Saleh Bakri: Abbiamo cercato di raccontare una storia partendo da una tradizione di Nazareth e del nord della Palestina e questo ci ha permesso di aprire una finestra sulla società, attraverso il rapporto padre e figlio. Io personalmente non faccio film per mandare messaggi politici, ma piuttosto per immergermi nella condizione umana, entrare in un personaggio, capire le sue contraddizioni e la sua complessità.

Annemarie Jacir: Come sceneggiatrice e regista non mi accosto mai al cinema con l’idea di mandare un messaggio ma piuttosto con quella di raccontare una storia che sia la più onesta possibile.
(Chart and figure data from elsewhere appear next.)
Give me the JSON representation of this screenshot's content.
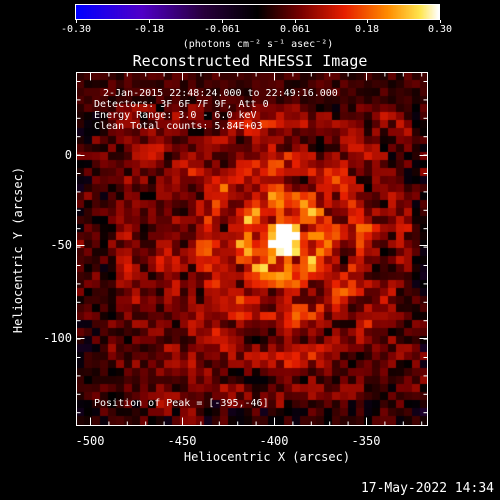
{
  "colorbar": {
    "ticks": [
      "-0.30",
      "-0.18",
      "-0.061",
      "0.061",
      "0.18",
      "0.30"
    ],
    "units_label": "(photons cm⁻² s⁻¹ asec⁻²)"
  },
  "title": "Reconstructed RHESSI Image",
  "info": {
    "line1": "2-Jan-2015 22:48:24.000 to 22:49:16.000",
    "line2": "Detectors: 3F 6F 7F 9F, Att 0",
    "line3": "Energy Range: 3.0 - 6.0 keV",
    "line4": "Clean    Total counts: 5.84E+03",
    "peak": "Position of Peak = [-395,-46]"
  },
  "axes": {
    "xlabel": "Heliocentric X (arcsec)",
    "ylabel": "Heliocentric Y (arcsec)",
    "xticks": [
      "-500",
      "-450",
      "-400",
      "-350"
    ],
    "yticks": [
      "0",
      "-50",
      "-100"
    ]
  },
  "footer": {
    "timestamp": "17-May-2022 14:34"
  },
  "colors": {
    "background": "#000000",
    "foreground": "#ffffff"
  }
}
Mi pongo delle domande, e le pongo al mio Paese.

Possiamo dire che i due protagonisti rispecchiano due parti di lei? E a quale posizione si sente più vicina, a quella conciliante del padre Abu Shadi o a quella più intransigente del figlio?

Annemarie Jacir: Mi piace questa domanda, e mi piace il fatto che abbiate notato la mia vicinanza a tutti e due i personaggi. Nei miei film ci sono sempre due caratteri in opposizione, e io sono entrambi. Anche in questo caso, la contrapposizione tra padre e figlio riflette quella che c’è in me. Politicamente sono più vicina alla posizione di uno, emotivamente a quello dell’altro. Ma li amo entrambi perché ognuno ha sua storia, le sue motivazioni.

Come vive una donna palestinese oggi nello stato di Israele? E una regista?

Annemarie Jacir: Come palestinese è inevitabile sentire le pressioni. A Betlemme dove sono cresciuta, ad esempio, i soldati sparano anche ai bambini e il muro della separazione ce l’hai davanti. Adesso vivo ad Haifa e lì la situazione è diversa, anche se le discriminazioni nei confronti dei palestinesi sono sempre evidenti. Per quanto riguarda la mia professione mi sento molto libera, forse più che se lavorassi in Occidente. Nell’industria cinematografica indipendente non ci sono distinzioni, c’è grande parità – anche di genere – e ci si muove tutti per un fine comune.